At UCSC, course decisions have to be made about a year ahead of time, long before enrollments are known—large classrooms are scheduled about 18 months ahead of time.

In rare instances we can add another section to a course (generally only at 8 a.m. or 7 p.m., since all our classrooms are in use in prime time), but we don't generally cancel classes even if enrollment is smaller than expected.

It can be very difficult to predict enrollment—I had one class last year that was being offered for the second time, and I expected 30±10 students, but got only 14. We taught it anyway, since it was becoming a required class in the curriculum revision. I have no idea whether to expect 15 or 40 when it is taught next Spring, but parts and tools for the lab have to be ordered about a month before class starts, when enrollment has just opened.
Battlefield decisions, indeed! I (don't) fondly remember the time that our VP attempted to institute an ironclad rule that classes under 15 students would be canceled two weeks before the term started. We ended up having to add so many caveats to it, that the rule became essentially meaningless.

As noted, there are SO many variables to consider. For example, our Math Department always takes at least 5 students over the enrollment cap in every single wait-listed course. They rightfully then have the expectation that the occasionally under-enrolled class will still run.

The answer is to develop clairvoyance sufficient to project enrollments for the upcoming year. So far, that has not worked for me.

I don't understand how a capstone course would be open to cancellation, or what advising scheme would leave you unaware of how many students are supposed to be taking it in a given semester.


CCs in California are a special case because, as I understand it based on things I learned viat this blog and my own, their budget is set externally.

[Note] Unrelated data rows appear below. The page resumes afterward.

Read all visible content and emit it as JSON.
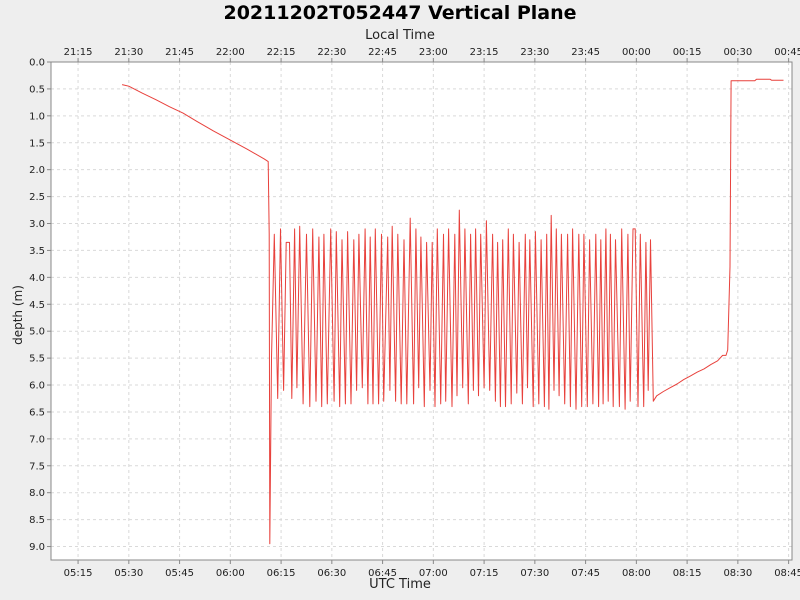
{
  "chart_data": {
    "type": "line",
    "title": "20211202T052447 Vertical Plane",
    "xlabel": "UTC Time",
    "x2label": "Local Time",
    "ylabel": "depth (m)",
    "y_inverted": true,
    "ylim": [
      0.0,
      9.25
    ],
    "y_ticks": [
      "0.0",
      "0.5",
      "1.0",
      "1.5",
      "2.0",
      "2.5",
      "3.0",
      "3.5",
      "4.0",
      "4.5",
      "5.0",
      "5.5",
      "6.0",
      "6.5",
      "7.0",
      "7.5",
      "8.0",
      "8.5",
      "9.0"
    ],
    "xlim": [
      "05:07",
      "08:46"
    ],
    "x_ticks_utc": [
      "05:15",
      "05:30",
      "05:45",
      "06:00",
      "06:15",
      "06:30",
      "06:45",
      "07:00",
      "07:15",
      "07:30",
      "07:45",
      "08:00",
      "08:15",
      "08:30",
      "08:45"
    ],
    "x_ticks_local": [
      "21:15",
      "21:30",
      "21:45",
      "22:00",
      "22:15",
      "22:30",
      "22:45",
      "23:00",
      "23:15",
      "23:30",
      "23:45",
      "00:00",
      "00:15",
      "00:30",
      "00:45"
    ],
    "grid": true,
    "series": [
      {
        "color": "#e8413c",
        "points": [
          [
            "05:28:00",
            0.42
          ],
          [
            "05:30:00",
            0.45
          ],
          [
            "05:34:00",
            0.58
          ],
          [
            "05:38:00",
            0.7
          ],
          [
            "05:42:00",
            0.83
          ],
          [
            "05:46:00",
            0.95
          ],
          [
            "05:50:00",
            1.1
          ],
          [
            "05:55:00",
            1.28
          ],
          [
            "06:00:00",
            1.45
          ],
          [
            "06:05:00",
            1.62
          ],
          [
            "06:10:00",
            1.8
          ],
          [
            "06:11:12",
            1.85
          ],
          [
            "06:11:30",
            3.2
          ],
          [
            "06:11:40",
            8.95
          ],
          [
            "06:12:10",
            5.5
          ],
          [
            "06:13:00",
            3.2
          ],
          [
            "06:14:00",
            6.25
          ],
          [
            "06:14:50",
            3.1
          ],
          [
            "06:15:45",
            6.1
          ],
          [
            "06:16:30",
            3.35
          ],
          [
            "06:17:30",
            3.35
          ],
          [
            "06:18:10",
            6.25
          ],
          [
            "06:19:00",
            3.1
          ],
          [
            "06:19:40",
            6.05
          ],
          [
            "06:20:30",
            3.05
          ],
          [
            "06:21:30",
            6.35
          ],
          [
            "06:22:30",
            3.2
          ],
          [
            "06:23:30",
            6.4
          ],
          [
            "06:24:20",
            3.1
          ],
          [
            "06:25:20",
            6.3
          ],
          [
            "06:26:10",
            3.25
          ],
          [
            "06:27:00",
            6.4
          ],
          [
            "06:27:40",
            3.2
          ],
          [
            "06:28:40",
            6.35
          ],
          [
            "06:29:40",
            3.1
          ],
          [
            "06:30:40",
            6.3
          ],
          [
            "06:31:20",
            3.15
          ],
          [
            "06:32:20",
            6.4
          ],
          [
            "06:33:00",
            3.3
          ],
          [
            "06:34:00",
            6.35
          ],
          [
            "06:34:40",
            3.15
          ],
          [
            "06:35:40",
            6.35
          ],
          [
            "06:36:30",
            3.3
          ],
          [
            "06:37:20",
            6.1
          ],
          [
            "06:38:00",
            3.2
          ],
          [
            "06:39:00",
            6.05
          ],
          [
            "06:39:50",
            3.1
          ],
          [
            "06:40:40",
            6.35
          ],
          [
            "06:41:20",
            3.25
          ],
          [
            "06:42:10",
            6.35
          ],
          [
            "06:42:50",
            3.1
          ],
          [
            "06:43:50",
            6.35
          ],
          [
            "06:44:40",
            3.2
          ],
          [
            "06:45:20",
            6.3
          ],
          [
            "06:46:30",
            3.25
          ],
          [
            "06:47:10",
            6.1
          ],
          [
            "06:47:50",
            3.05
          ],
          [
            "06:48:50",
            6.3
          ],
          [
            "06:49:30",
            3.2
          ],
          [
            "06:50:30",
            6.35
          ],
          [
            "06:51:20",
            3.3
          ],
          [
            "06:52:10",
            6.35
          ],
          [
            "06:53:10",
            2.9
          ],
          [
            "06:54:10",
            6.35
          ],
          [
            "06:54:50",
            3.1
          ],
          [
            "06:55:40",
            6.05
          ],
          [
            "06:56:20",
            3.25
          ],
          [
            "06:57:20",
            6.4
          ],
          [
            "06:58:00",
            3.35
          ],
          [
            "06:59:00",
            6.1
          ],
          [
            "06:59:40",
            3.35
          ],
          [
            "07:00:30",
            6.4
          ],
          [
            "07:01:10",
            3.1
          ],
          [
            "07:02:10",
            6.35
          ],
          [
            "07:03:00",
            3.2
          ],
          [
            "07:03:40",
            6.3
          ],
          [
            "07:04:30",
            3.1
          ],
          [
            "07:05:30",
            6.4
          ],
          [
            "07:06:20",
            3.2
          ],
          [
            "07:07:00",
            6.2
          ],
          [
            "07:07:40",
            2.75
          ],
          [
            "07:08:40",
            6.05
          ],
          [
            "07:09:20",
            3.1
          ],
          [
            "07:10:20",
            6.35
          ],
          [
            "07:11:00",
            3.2
          ],
          [
            "07:11:50",
            6.1
          ],
          [
            "07:12:30",
            3.1
          ],
          [
            "07:13:20",
            6.2
          ],
          [
            "07:14:00",
            3.2
          ],
          [
            "07:15:00",
            6.05
          ],
          [
            "07:15:40",
            2.95
          ],
          [
            "07:16:40",
            6.1
          ],
          [
            "07:17:30",
            3.2
          ],
          [
            "07:18:20",
            6.3
          ],
          [
            "07:19:00",
            3.35
          ],
          [
            "07:19:50",
            6.4
          ],
          [
            "07:20:30",
            3.3
          ],
          [
            "07:21:20",
            6.4
          ],
          [
            "07:22:10",
            3.1
          ],
          [
            "07:23:00",
            6.35
          ],
          [
            "07:23:40",
            3.2
          ],
          [
            "07:24:40",
            6.15
          ],
          [
            "07:25:20",
            3.35
          ],
          [
            "07:26:20",
            6.35
          ],
          [
            "07:27:10",
            3.2
          ],
          [
            "07:27:50",
            6.05
          ],
          [
            "07:28:30",
            3.3
          ],
          [
            "07:29:30",
            6.4
          ],
          [
            "07:30:10",
            3.15
          ],
          [
            "07:31:10",
            6.35
          ],
          [
            "07:31:50",
            3.3
          ],
          [
            "07:32:50",
            6.4
          ],
          [
            "07:33:30",
            3.2
          ],
          [
            "07:34:10",
            6.45
          ],
          [
            "07:34:50",
            2.85
          ],
          [
            "07:35:40",
            6.1
          ],
          [
            "07:36:20",
            3.1
          ],
          [
            "07:37:10",
            6.2
          ],
          [
            "07:37:50",
            3.2
          ],
          [
            "07:38:50",
            6.35
          ],
          [
            "07:39:40",
            3.2
          ],
          [
            "07:40:30",
            6.4
          ],
          [
            "07:41:10",
            3.1
          ],
          [
            "07:42:10",
            6.45
          ],
          [
            "07:43:00",
            3.2
          ],
          [
            "07:43:50",
            6.4
          ],
          [
            "07:44:30",
            3.2
          ],
          [
            "07:45:30",
            6.4
          ],
          [
            "07:46:10",
            3.3
          ],
          [
            "07:47:10",
            6.35
          ],
          [
            "07:48:00",
            3.2
          ],
          [
            "07:48:50",
            6.4
          ],
          [
            "07:49:30",
            3.3
          ],
          [
            "07:50:10",
            6.35
          ],
          [
            "07:51:00",
            3.1
          ],
          [
            "07:51:40",
            6.3
          ],
          [
            "07:52:20",
            3.2
          ],
          [
            "07:53:10",
            6.4
          ],
          [
            "07:53:50",
            3.3
          ],
          [
            "07:55:00",
            6.4
          ],
          [
            "07:55:40",
            3.1
          ],
          [
            "07:56:40",
            6.45
          ],
          [
            "07:57:30",
            3.2
          ],
          [
            "07:58:10",
            6.3
          ],
          [
            "07:59:00",
            3.1
          ],
          [
            "07:59:40",
            3.1
          ],
          [
            "08:00:30",
            6.4
          ],
          [
            "08:01:10",
            3.2
          ],
          [
            "08:02:10",
            6.4
          ],
          [
            "08:02:50",
            3.35
          ],
          [
            "08:03:30",
            6.1
          ],
          [
            "08:04:10",
            3.3
          ],
          [
            "08:05:00",
            6.3
          ],
          [
            "08:06:00",
            6.2
          ],
          [
            "08:08:00",
            6.12
          ],
          [
            "08:10:00",
            6.05
          ],
          [
            "08:12:00",
            5.98
          ],
          [
            "08:14:00",
            5.9
          ],
          [
            "08:16:00",
            5.83
          ],
          [
            "08:18:00",
            5.76
          ],
          [
            "08:20:00",
            5.7
          ],
          [
            "08:22:00",
            5.62
          ],
          [
            "08:24:00",
            5.55
          ],
          [
            "08:25:30",
            5.45
          ],
          [
            "08:26:30",
            5.45
          ],
          [
            "08:27:00",
            5.35
          ],
          [
            "08:27:40",
            3.8
          ],
          [
            "08:28:00",
            0.35
          ],
          [
            "08:35:00",
            0.35
          ],
          [
            "08:35:30",
            0.32
          ],
          [
            "08:39:30",
            0.32
          ],
          [
            "08:40:00",
            0.34
          ],
          [
            "08:43:30",
            0.34
          ]
        ]
      }
    ]
  }
}
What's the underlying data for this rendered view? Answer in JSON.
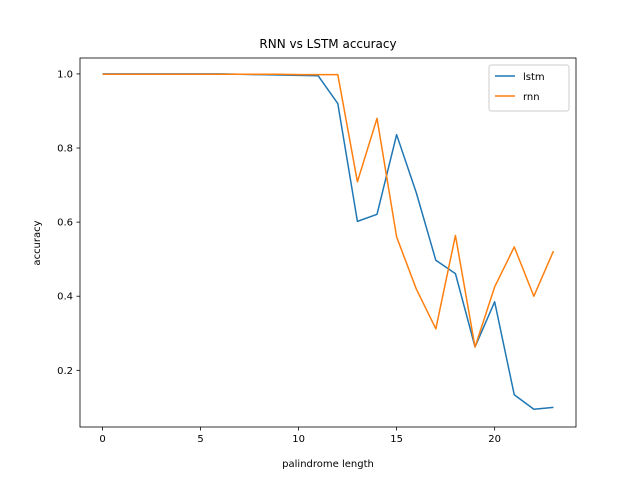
{
  "chart_data": {
    "type": "line",
    "title": "RNN vs LSTM accuracy",
    "xlabel": "palindrome length",
    "ylabel": "accuracy",
    "xlim": [
      -1.15,
      24.15
    ],
    "ylim": [
      0.047,
      1.043
    ],
    "xticks": [
      0,
      5,
      10,
      15,
      20
    ],
    "yticks": [
      0.2,
      0.4,
      0.6,
      0.8,
      1.0
    ],
    "xtick_labels": [
      "0",
      "5",
      "10",
      "15",
      "20"
    ],
    "ytick_labels": [
      "0.2",
      "0.4",
      "0.6",
      "0.8",
      "1.0"
    ],
    "x": [
      0,
      1,
      2,
      3,
      4,
      5,
      6,
      7,
      8,
      9,
      10,
      11,
      12,
      13,
      14,
      15,
      16,
      17,
      18,
      19,
      20,
      21,
      22,
      23
    ],
    "series": [
      {
        "name": "lstm",
        "color": "#1f77b4",
        "values": [
          1.0,
          1.0,
          1.0,
          1.0,
          1.0,
          1.0,
          1.0,
          0.999,
          0.998,
          0.997,
          0.996,
          0.995,
          0.92,
          0.602,
          0.621,
          0.836,
          0.68,
          0.497,
          0.461,
          0.263,
          0.385,
          0.134,
          0.095,
          0.1
        ]
      },
      {
        "name": "rnn",
        "color": "#ff7f0e",
        "values": [
          0.999,
          0.999,
          0.999,
          0.999,
          0.999,
          0.999,
          0.999,
          0.999,
          0.999,
          0.999,
          0.998,
          0.998,
          0.998,
          0.709,
          0.88,
          0.56,
          0.42,
          0.312,
          0.564,
          0.263,
          0.425,
          0.533,
          0.4,
          0.522
        ]
      }
    ],
    "grid": false,
    "legend_position": "top-right"
  }
}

They can't add a class based on tuition alone like my college does. FYI, Dean Reed is at Holyoke CC in Mass, whereas I am in a totally different (but not CA) region of the country. We both plan class sections based on past performance scaled to current enrollment, and many sections are tuition dependent in that the instructor is not paid from state funds in any way.

I've linked to an old blog article that is relevant to enrollment at CA CCs.
CCPhysicist - At my SLAC and in my major, the assumption was that everyone graduated at the end of the Spring semester. The Capstone classes were scheduled around that assumption. It made a lot of problems for the one student in my year who'd been organized enough otherwise to graduate at the end of the Fall semester (and who was from overseas, so dropping by our campus to take one more class next term was really not going to work for her). They ended up basically running her through one on one with an advisor, I think. I don't know how early she started discussing this with the department, since we weren't close.

I could see a larger school having an off-cycle Capstone for students like her if they usually had enough to make it work and not always knowing who was going to graduate early (or show up for one more term if they didn't make it last Spring rather than dropping out), but it would seem like something you'd have to have a plan B around if it didn't run, since you shouldn't jerk students around about whether or not they can graduate at the end of a given term. If that plan B is one on one advising them through a Capstone project instead of a class, I could see a good argument for running the Capstone class with really small numbers since that would still be less work for the professor in question than meeting with, say, 10 students one on one to cover the same things.

Or some schools have multiple interdisciplinary Capstone options rather than one per major, and so maybe canceling one of them just means students don't get the one they were interested in but can still graduate on time. I think the state school in my city does it that way.